To assess the degree of hip dysplasia two conventional radiographies of the pelvis (AP), including one axial view of the affected hip are performed to analyze the standard measures. However, little is known about the relation between the plain radiography and the acetabular torsion as well the other measurements of the rotational profile of the lower limb.

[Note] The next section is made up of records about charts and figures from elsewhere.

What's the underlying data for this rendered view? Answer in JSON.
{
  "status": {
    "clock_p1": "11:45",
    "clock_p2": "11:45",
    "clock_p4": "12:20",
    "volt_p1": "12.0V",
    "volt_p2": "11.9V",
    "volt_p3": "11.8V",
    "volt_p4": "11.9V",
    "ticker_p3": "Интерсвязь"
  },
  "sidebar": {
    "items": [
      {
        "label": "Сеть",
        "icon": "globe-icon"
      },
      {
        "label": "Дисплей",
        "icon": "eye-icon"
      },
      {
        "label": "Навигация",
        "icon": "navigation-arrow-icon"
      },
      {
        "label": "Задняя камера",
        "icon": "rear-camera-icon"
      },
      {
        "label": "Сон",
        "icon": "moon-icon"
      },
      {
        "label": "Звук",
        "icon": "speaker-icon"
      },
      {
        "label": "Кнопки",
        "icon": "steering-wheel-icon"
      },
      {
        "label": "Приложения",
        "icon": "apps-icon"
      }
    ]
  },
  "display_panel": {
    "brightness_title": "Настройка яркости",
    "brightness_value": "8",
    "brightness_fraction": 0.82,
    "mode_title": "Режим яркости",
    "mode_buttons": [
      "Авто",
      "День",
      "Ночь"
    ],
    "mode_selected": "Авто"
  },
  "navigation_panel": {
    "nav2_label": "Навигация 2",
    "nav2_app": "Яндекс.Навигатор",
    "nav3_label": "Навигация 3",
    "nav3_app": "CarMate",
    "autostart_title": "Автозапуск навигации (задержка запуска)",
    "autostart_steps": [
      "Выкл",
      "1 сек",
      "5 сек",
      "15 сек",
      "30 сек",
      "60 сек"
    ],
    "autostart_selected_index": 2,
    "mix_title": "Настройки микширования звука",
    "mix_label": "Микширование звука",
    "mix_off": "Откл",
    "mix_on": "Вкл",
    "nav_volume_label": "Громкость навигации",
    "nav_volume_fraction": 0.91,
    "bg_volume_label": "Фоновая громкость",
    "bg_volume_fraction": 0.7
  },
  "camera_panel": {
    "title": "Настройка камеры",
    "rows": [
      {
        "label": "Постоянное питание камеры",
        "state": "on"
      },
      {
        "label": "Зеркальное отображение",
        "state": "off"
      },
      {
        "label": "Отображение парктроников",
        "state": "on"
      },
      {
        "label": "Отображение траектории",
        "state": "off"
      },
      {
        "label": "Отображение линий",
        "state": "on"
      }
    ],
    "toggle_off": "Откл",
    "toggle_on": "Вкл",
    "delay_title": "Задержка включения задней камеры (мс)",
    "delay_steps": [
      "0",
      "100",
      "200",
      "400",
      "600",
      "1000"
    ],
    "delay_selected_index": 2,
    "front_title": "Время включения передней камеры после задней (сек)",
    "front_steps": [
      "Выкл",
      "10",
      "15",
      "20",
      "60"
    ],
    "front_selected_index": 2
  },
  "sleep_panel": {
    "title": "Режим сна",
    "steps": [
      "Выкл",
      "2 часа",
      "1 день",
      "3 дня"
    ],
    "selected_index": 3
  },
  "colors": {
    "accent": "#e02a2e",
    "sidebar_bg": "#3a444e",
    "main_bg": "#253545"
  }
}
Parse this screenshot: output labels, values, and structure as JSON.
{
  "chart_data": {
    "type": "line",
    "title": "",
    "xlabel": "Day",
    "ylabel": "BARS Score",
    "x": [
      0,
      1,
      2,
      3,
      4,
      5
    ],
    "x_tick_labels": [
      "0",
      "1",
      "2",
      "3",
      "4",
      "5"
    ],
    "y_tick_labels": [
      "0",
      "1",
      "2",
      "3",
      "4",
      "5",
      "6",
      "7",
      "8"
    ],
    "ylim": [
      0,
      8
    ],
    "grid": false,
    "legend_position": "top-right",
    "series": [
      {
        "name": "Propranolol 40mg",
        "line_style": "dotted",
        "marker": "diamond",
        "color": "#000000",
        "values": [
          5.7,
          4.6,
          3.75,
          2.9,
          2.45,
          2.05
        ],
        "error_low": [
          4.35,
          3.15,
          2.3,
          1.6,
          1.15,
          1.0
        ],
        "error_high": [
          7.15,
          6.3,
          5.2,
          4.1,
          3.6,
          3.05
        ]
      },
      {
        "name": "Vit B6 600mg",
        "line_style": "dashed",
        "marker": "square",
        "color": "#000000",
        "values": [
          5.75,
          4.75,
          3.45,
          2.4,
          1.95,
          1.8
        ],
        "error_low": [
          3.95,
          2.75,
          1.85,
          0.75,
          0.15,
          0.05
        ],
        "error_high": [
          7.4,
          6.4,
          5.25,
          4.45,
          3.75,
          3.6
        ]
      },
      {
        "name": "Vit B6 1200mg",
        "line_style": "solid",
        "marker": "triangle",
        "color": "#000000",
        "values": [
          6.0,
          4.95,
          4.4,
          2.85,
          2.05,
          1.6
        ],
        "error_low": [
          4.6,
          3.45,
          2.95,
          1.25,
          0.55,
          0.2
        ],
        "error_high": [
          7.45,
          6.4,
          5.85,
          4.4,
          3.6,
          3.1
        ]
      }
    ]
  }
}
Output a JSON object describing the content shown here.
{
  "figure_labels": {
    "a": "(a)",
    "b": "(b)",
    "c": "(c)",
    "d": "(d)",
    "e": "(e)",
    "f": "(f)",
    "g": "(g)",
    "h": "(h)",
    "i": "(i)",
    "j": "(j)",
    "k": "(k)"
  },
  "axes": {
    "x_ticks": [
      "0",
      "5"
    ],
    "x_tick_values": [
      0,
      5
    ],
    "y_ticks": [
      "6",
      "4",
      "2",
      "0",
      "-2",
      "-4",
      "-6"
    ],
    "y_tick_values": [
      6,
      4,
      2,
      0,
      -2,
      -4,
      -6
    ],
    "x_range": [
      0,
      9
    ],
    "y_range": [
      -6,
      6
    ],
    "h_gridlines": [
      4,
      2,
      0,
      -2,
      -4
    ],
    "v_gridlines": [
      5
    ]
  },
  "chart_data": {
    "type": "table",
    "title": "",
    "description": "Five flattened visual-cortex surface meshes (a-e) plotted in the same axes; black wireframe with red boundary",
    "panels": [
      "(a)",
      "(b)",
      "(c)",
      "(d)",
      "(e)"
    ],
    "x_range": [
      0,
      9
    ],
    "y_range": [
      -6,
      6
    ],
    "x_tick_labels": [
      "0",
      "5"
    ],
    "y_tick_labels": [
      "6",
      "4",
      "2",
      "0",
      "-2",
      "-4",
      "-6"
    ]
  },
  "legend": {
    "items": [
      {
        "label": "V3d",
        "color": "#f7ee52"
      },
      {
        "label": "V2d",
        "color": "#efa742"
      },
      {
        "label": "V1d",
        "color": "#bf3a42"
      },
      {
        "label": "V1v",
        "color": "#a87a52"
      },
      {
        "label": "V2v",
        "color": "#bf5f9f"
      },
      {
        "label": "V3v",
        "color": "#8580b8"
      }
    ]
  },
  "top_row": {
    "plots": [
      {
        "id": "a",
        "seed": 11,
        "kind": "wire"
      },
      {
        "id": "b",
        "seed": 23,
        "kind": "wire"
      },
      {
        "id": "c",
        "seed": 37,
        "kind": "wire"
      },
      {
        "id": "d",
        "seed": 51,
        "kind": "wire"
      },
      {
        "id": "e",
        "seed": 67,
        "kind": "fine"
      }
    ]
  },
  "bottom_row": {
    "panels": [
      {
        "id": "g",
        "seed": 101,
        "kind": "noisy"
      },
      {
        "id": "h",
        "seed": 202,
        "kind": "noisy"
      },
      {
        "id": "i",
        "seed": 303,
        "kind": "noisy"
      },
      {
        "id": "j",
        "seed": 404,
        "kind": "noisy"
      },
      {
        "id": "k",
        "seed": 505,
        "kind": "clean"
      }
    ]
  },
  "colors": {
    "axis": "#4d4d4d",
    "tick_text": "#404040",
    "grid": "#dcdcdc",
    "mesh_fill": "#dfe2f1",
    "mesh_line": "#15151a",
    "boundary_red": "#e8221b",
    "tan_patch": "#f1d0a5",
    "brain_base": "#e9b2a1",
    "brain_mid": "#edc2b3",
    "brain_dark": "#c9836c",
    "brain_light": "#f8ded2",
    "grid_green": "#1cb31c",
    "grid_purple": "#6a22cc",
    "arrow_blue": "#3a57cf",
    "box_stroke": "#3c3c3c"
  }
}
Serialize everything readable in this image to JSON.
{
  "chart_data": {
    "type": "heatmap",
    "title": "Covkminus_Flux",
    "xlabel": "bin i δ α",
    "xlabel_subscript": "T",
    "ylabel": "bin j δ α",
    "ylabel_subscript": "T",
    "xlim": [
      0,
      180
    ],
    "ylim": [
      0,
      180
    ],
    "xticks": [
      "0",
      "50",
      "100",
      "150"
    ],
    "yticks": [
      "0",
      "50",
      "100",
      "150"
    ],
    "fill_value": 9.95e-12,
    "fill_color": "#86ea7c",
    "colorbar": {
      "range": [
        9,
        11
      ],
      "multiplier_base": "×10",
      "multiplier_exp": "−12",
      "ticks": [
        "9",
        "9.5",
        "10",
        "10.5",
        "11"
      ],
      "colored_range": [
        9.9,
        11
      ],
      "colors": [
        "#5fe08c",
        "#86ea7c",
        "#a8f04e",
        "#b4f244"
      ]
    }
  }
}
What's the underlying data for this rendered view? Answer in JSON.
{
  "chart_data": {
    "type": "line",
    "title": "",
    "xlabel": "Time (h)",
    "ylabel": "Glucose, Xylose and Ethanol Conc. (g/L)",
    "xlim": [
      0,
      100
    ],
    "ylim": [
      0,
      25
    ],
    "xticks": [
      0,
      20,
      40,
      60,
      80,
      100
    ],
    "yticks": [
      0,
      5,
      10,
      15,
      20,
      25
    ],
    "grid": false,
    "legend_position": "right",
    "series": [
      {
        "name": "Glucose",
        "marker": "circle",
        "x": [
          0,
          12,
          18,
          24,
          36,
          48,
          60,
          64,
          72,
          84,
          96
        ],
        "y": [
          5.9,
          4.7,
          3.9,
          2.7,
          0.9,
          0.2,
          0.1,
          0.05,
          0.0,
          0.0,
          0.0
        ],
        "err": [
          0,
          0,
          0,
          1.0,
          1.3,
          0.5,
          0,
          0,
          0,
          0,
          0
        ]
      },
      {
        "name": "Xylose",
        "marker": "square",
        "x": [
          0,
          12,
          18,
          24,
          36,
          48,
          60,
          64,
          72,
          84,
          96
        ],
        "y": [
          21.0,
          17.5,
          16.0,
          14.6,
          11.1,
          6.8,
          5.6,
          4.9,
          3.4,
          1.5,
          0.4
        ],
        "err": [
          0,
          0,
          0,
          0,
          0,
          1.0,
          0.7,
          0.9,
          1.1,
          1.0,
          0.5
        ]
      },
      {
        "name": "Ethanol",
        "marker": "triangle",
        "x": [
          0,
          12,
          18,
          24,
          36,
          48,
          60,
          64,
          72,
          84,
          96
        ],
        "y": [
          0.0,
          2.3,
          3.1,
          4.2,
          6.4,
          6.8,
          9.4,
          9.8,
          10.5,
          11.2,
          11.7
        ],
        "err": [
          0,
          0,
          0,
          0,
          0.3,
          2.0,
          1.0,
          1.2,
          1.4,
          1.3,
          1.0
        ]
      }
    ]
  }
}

Aim of this study was to investigate the impact of acetabular, femoral and rotational alignment between dysplastic and borderline dysplastic hips compared to conventional radiography.

Methods

Between 2017 and 2019, a retrospective trial was conducted including 56 borderline- and dysplastic hips at a mean age of 28.86 years (range from 18 to 46). Inclusion criteria consisted of symptomatic patients with hip dysplasia undergoing 2-dimensional radiography as well as computed tomography. On radiography the lateral center edge angle, acetabular arc, extrusion index, acetabular index and the sharp angle were measured, and the presence of crossover sign was noted. In computed tomography the full rotational profile of the lower limb was measured by a fellowship trained musculoskeletal radiologist.

Results

Significant correlations were observed in the overall analysis between the anteversion of the acetabulum and the hip lateralization index (mean 0.56, coefficient of regression (CoR) -32.35, p=0.011) as well as the acetabular inclination angle with a mean of 11.50 (CoR 0.544, p=0.018). Similar results were found in the subgroup of dysplastic hips with an acetabular inclination angle of 13.9 (p=0.013, CoR 0.74). For the borderline-dysplastic group no significances between the pelvis radiography and rotational CT were seen.

Conclusion

Although the femoral and acetabular torsion cannot be predicted from x-rays, the anteversion of the acetabulum correlates with the acetabular inclination angle, the hip lateralization index and eventually the beta angle in dysplastic hips. For borderline-dysplastic hips such results did not show up, which makes especially in these cases computed tomography indispensable for rotational analysis.